Linda still found it difficult to adjust to Darlene's schizoid job-activities: co-managing a day-nursery five afternoons a week, and dancing topless on Broadway every weekend. "You're sure I won't be disturbing you?" said Linda.

"Hell no, baby, I'm on my second cup of coffee already. You can join me for half a dozen more. 'Course, we can't talk too loud, 'cause Johnny's got the swing-shift this week and he's still in the bedroom, snorin' his li'l ol' adenoids off!" Darlene's husband was a part-time merchant-marine and truck-driver; a big and power-fully-sexed simple soul.

"All right, dear," said Linda. "I'll see you in thirty minutes or so…"

And in an hour's time Linda had told Darlene the whole story, seated comfortably in the girl's cozy and attractive living-room and finishing her third cup of coffee. Darlene had been listening intently, smoking endless cigarettes and refilling her coffee cup. The lovely girl looked tawny and appealing in a loose-fitting robe of amber tulle, her lustrous auburn hair falling in soft cascades about her shoulders, the firm conical mounds of her breasts quite discernible under the filmy garment. What a strikingly beautiful creature she is, thought Linda; even more so because of the dusky golden bronze of her coloring. She also decided that Darlene was surely the most feminine woman she'd ever known. And yet, as she reviewed some of the intensity of their group-encounters, she found it damnably confusing that any girl this feminine could display such overt lesbian tendencies; especially since she seemed to be absolutely mad about her husband, both physically and romantically. Could wise old Freud and Kraft-Ebbing have been wrong after all when they pedantically discussed rigid patterns and syndromes of sexual behavior? And if they were mistaken, it meant that to deviate was healthy and universal, though not in the Catholic sense, of course. Oh dear!.. It was all too new and baffling for Linda Fortune.

And now, having fallen silent, she felt the girl's eyes probing hers. "Honey, do you know one thing?… I am on to you!"

"What do you mean by that?" asked Linda.

"You think I'm gonna advise you to get an abortion. That's really why you came here, girl, and that's what you want to hear, now isn't it?"

This took Linda by surprise, because she hadn't given a thought to what Darlene might suggest, but had simply wanted to unburden herself. "No, Darlene, believe me, you're quite wrong.
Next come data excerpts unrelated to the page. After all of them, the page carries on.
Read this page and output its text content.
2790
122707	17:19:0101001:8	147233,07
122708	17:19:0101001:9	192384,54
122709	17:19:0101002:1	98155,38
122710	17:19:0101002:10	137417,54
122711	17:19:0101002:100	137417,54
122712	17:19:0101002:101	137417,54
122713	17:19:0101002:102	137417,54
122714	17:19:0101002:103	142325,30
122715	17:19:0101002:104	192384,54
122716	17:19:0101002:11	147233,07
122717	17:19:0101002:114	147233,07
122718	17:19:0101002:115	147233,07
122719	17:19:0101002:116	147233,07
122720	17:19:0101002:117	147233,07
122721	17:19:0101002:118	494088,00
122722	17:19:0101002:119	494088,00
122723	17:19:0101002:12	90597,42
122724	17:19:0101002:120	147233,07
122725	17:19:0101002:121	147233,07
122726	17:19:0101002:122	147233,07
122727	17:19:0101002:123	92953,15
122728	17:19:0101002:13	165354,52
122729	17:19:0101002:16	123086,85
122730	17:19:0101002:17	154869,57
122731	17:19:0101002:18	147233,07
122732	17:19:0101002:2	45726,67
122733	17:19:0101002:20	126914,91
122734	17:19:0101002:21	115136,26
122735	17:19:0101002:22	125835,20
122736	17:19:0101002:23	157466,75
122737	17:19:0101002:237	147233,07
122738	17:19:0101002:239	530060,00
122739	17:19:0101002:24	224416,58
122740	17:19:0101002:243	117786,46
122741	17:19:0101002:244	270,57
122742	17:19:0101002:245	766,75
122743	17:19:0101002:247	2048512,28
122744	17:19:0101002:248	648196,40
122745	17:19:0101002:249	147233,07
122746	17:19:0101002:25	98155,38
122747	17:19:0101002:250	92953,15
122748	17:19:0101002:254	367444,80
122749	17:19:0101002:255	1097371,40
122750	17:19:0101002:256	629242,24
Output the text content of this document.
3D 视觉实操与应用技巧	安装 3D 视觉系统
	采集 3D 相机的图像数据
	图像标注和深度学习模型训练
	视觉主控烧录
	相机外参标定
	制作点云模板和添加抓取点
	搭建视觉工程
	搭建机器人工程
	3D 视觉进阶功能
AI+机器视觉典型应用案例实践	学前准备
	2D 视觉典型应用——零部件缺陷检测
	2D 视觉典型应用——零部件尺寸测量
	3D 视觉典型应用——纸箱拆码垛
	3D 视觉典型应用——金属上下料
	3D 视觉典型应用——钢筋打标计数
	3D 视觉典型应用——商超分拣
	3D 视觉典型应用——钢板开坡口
Even if I were capable of such an act, there would be too many risks involved. I might never be able to have any more children, for one thing…"
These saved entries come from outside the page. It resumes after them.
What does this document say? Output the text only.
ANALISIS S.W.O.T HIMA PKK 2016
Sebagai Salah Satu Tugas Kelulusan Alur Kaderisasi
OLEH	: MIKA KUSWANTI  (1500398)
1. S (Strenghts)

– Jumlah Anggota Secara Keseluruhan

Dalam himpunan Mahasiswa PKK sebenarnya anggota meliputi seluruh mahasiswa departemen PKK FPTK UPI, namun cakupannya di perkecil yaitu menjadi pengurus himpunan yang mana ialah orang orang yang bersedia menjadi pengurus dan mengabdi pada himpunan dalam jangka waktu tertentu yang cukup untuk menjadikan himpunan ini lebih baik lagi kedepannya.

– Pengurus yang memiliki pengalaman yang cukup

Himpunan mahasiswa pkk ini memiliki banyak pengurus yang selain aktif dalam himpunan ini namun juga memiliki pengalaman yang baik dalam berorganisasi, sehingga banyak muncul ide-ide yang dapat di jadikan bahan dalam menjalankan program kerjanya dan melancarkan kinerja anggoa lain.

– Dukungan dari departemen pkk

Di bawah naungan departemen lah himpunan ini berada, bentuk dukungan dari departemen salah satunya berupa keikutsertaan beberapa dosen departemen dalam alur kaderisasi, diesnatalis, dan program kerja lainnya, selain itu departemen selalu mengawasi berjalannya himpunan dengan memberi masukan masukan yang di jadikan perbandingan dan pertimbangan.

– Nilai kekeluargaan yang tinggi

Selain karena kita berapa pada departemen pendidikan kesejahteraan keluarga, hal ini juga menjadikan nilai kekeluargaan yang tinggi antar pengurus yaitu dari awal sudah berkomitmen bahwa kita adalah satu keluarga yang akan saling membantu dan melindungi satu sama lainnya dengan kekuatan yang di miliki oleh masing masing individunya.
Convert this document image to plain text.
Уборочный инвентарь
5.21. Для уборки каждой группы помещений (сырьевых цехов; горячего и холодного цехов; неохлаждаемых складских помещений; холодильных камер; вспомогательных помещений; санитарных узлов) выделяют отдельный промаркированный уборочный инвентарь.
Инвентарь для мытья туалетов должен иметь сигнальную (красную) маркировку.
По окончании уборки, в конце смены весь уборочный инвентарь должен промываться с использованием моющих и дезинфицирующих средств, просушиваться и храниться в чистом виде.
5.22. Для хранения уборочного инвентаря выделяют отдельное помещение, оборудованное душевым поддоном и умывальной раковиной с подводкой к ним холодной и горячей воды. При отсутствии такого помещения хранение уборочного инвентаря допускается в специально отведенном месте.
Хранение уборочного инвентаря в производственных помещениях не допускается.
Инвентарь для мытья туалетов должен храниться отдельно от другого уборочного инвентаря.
Darlene gave her a speculative appraisal, as if to determine her sincerity. "Honey, you just said the right thing to the right person," she said, her face suddenly aglow with a warm smile. "Because listen, girl, I do not hold with abortion. It's against everything I stand for and dream about. I adore kids… I mean I really love them. That's why I've gotta work around 'em every day. You see, Johnny and me… we can't have kids. It's me, and it's purely physical, or glandular or whatever-the-hell they want to call it. Darlin', I cannot produce to save my soul, and I'm here to tell ya we have tried everything from hormones to voodoo to inhaling the bottled-breath of five trapped virgins… (that's a brand new one, hot from Europe!) All of which is one of the many reasons why my Johnny's such a sweet livin' doll of a husband, because… if he wanted to blast out on his own he could populate the whole Bay Area with all that juicy equipment he's got goin' for him-you dig?"

Smiling, Linda nodded, vividly recalling some of the plunging sessions which she, Darlene and Brad had managed with the heftily-built Johnny Morrison. Those many hours and moments had caused Linda to believe strongly in a nationwide program of 'Sex Education For Adults,' proving conclusively that one's body can go on living after marriage.